Recommendations for Executive Action

  1. Status: Closed - Not Implemented

    Comments: The Department of Agriculture responded that, while it agreed with the intent of the recommendation that the Great Lakes Assessment be integrated into the process for revising forest plans, it did not agree with the need to develop a strategy for that integration. The Department stated that individual forests have used and will continue to use the results of the Great Lakes Assessment, as well as other sources of information, as they revise their plans.

    Recommendation: To better integrate the Great Lakes Ecological Assessment into the process used by the Lake States national forests to revise their plans, the Secretary of Agriculture should direct the Chief of the Forest Service to develop a strategy that would allow the assessment team to gather and analyze data and reach conclusions on broad-scale planning-related issues identified by the forests before the forests identify a range of ecologically viable and legally sufficient management alternatives. If time and funding is not available to allow the assessment team to gather and analyze data and reach conclusions on these planning-related issues, then the region and forests will need to: (1) rank the issues so that the available time and funds can be applied to the highest priorities; and (2) identify the likely consequences of not addressing other issues--such as the increased likelihood of subsequent legal challenges to the plans' implementation--to assist the Forest Service and Congress in making additional funding decisions.

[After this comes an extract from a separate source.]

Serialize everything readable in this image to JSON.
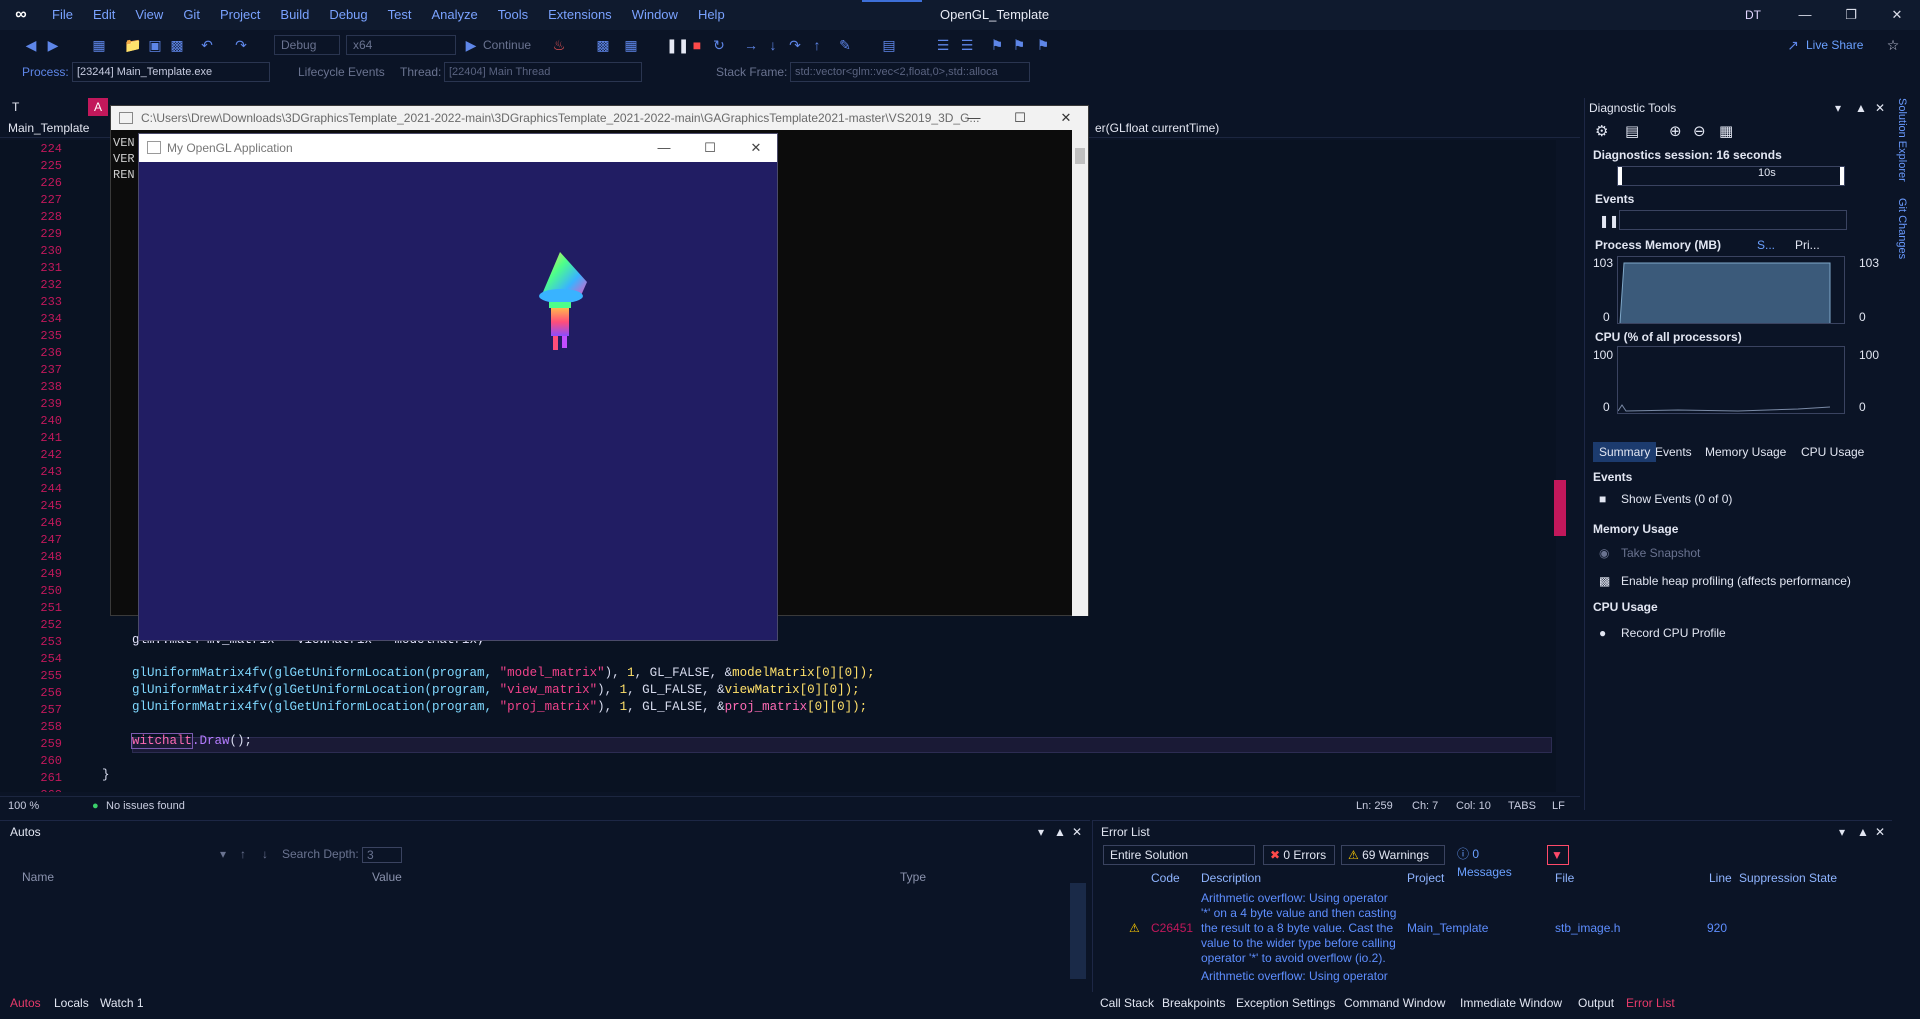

    Agency Affected: Department of Agriculture

  2. Status: Closed - Not Implemented

    Comments: On November 9, 2000, the Forest Service finalized its revised planning regulations (36 CFR Parts 217 and 219). The final regulations state that regional ecosystem assessments have proven to be an extremely valuable and efficient means of understanding the scientific, ecological, social, and economic issues and trends affecting national forests and grasslands and generating baseline data for use in planning and decision-making. However, rather than requiring regions and forests to justify not using them in revising their plans, the rule leaves their use to the discretion to the responsible official.

    Recommendation: To institutionalize the lessons learned about the key elements of broad-scale assessments, the Secretary of Agriculture should direct the Chief of the Forest Service to make further revisions to the agency's planning regulations. These revisions should make clear that broad-scale ecosystem-based assessments must be used in revising forest plans unless the region(s) and forests can justify their omission. The revisions should also provide that when a decision is made to conduct an assessment, the region(s) and forests must prepare a strategy that identifies, among other things: (1) how the assessment will be linked to the forest plan's revision; (2) how the public and other governmental entities will participate in the revision process; (3) what objectives the assessment will meet and what products it will generate, including those of the highest priority; and (4) how much the assessment will cost, how funding will be secured for it, and what is likely to happen if full funding is not available.